With so few days away from work, Naomi decided to power on through and stay awake after her red-eye flight. From the airport, we dropped her bags back at Jochen's family home then returned to central Munich to spend the day.
We started with brunch at Cafe Glockenspiel up above the central plaza: coffee, weisswurst, and pretzels with sweet mustard. Unfortunately, Naomi's first day in town was a Sunday--so most shops and businesses were closed. Come afternoon, we strolled through the Englischer Garten and stopped outside the Chinesischer Turm, a fanciful replica of what a Chinese pagoda might have looked like in the imagination of people in the 18th century who had never seen an actual pagoda. Even on a rainy Sunday afternoon, the scene in the center of the park was lively. A brass combo was playing pop standards and traditional Bavarian music on one of the upper storeys; a beer garden was situated beneath. We sat at a table and ordered a couple glasses of hellas, a local lager.
Naomi above Berechtsgaden |
The two of us caught up, sharing where each of our lives has taken us since we last saw one other. She'd already gleaned an up-to-date idea of where I've been and what I've experienced by skimming this travelogue. My sense of her latest news was just the opposite. As one of the few people not on Facebook today, our beer-garden conversation was the first I've heard about how so many things have been in her life over this past year.
Since we last met, Naomi's experienced a lot. She moved to a new apartment. A grandparent passed away. The job that she had just begun when I last saw her has matured into an established routine--but keeps her busy, exacting 12-hour days.

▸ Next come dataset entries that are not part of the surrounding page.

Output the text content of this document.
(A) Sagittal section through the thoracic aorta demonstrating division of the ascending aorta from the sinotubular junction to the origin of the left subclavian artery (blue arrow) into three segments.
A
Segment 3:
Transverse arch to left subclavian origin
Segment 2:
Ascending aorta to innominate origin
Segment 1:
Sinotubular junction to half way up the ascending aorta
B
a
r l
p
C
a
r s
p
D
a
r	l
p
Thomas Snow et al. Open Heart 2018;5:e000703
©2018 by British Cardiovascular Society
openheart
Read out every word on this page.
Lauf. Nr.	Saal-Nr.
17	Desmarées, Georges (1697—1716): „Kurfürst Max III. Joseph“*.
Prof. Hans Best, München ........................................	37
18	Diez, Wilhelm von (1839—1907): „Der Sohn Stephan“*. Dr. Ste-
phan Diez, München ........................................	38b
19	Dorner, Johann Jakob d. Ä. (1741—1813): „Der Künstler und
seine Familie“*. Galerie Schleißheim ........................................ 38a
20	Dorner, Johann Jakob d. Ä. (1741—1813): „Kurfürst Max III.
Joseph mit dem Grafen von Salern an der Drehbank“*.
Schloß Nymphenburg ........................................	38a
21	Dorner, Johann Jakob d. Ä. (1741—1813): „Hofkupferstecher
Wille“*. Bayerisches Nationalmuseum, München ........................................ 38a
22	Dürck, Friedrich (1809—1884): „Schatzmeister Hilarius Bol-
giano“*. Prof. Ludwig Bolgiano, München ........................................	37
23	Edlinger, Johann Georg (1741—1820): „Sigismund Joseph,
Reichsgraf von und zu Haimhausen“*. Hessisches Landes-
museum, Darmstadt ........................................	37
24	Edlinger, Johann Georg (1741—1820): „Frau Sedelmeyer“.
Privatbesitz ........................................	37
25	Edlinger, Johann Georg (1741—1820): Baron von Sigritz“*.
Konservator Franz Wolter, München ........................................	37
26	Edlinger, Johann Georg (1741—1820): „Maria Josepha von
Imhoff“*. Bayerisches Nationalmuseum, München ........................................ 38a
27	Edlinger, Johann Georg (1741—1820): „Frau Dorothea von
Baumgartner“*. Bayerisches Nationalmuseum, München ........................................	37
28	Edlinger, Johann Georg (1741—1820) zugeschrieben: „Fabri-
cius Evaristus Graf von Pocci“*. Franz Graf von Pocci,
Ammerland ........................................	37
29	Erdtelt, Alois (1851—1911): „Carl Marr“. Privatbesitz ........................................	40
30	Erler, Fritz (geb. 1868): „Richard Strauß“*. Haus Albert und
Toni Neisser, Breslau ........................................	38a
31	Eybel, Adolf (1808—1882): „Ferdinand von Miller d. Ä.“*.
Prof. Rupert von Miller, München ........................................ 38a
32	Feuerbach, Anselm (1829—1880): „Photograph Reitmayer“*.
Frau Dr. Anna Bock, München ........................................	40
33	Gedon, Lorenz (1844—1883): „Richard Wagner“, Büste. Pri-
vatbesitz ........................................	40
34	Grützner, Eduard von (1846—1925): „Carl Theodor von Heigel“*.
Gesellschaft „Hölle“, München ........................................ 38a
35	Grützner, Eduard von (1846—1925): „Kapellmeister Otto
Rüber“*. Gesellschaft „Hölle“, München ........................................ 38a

So, this get-together has been the perfect getaway for her to distance herself from a heavy workload. I can't imagine anywhere better than a jaunt here to rural Bavaria to escape from a busy life within the Beltway.
Though I was already out on the road, Naomi's decision to take this trip has also made for a different experience for me. Yesterday, we rented a car to drive around villages throughout the Alps for a few days. I hadn't driven in over a year, let-alone on the Autobahn. If I weren't meeting up with this friend who has limited time to travel, I doubt that I'd be renting cars, driving from rural Bavarian village to rural Bavarian village. This is a quite different leg to my journey. I'm having fun.
We're now in Berechtsgaden, a town near the border with Austria. I'm surprised how I find myself taken in by the most basic of charms in a Bavarian village: clock towers chiming the hour, churches built from stone with tall steeples pricking the sky. The Alps are rolling and green at this time of year. The sun was hot so we splashed around in Lake Chimsee yesterday. We also splashed out (figuratively) on the hotel in the last town where we stayed, Bernau. A palace constructed in 1477 has been converted into lodging. Sleeping in palaces, swimming in Alpine lakes: this whole experience is almost too cute and too quaint--but I am very much enjoying it.
We're taking it as it comes, keeping our options open. Tomorrow, we might take a hike through a section of the Alps. Or, we might make a day-trip to Salzburg, just a few minutes drive into Austria from where we are, now. I know we'll have fun, whichever we wind up doing.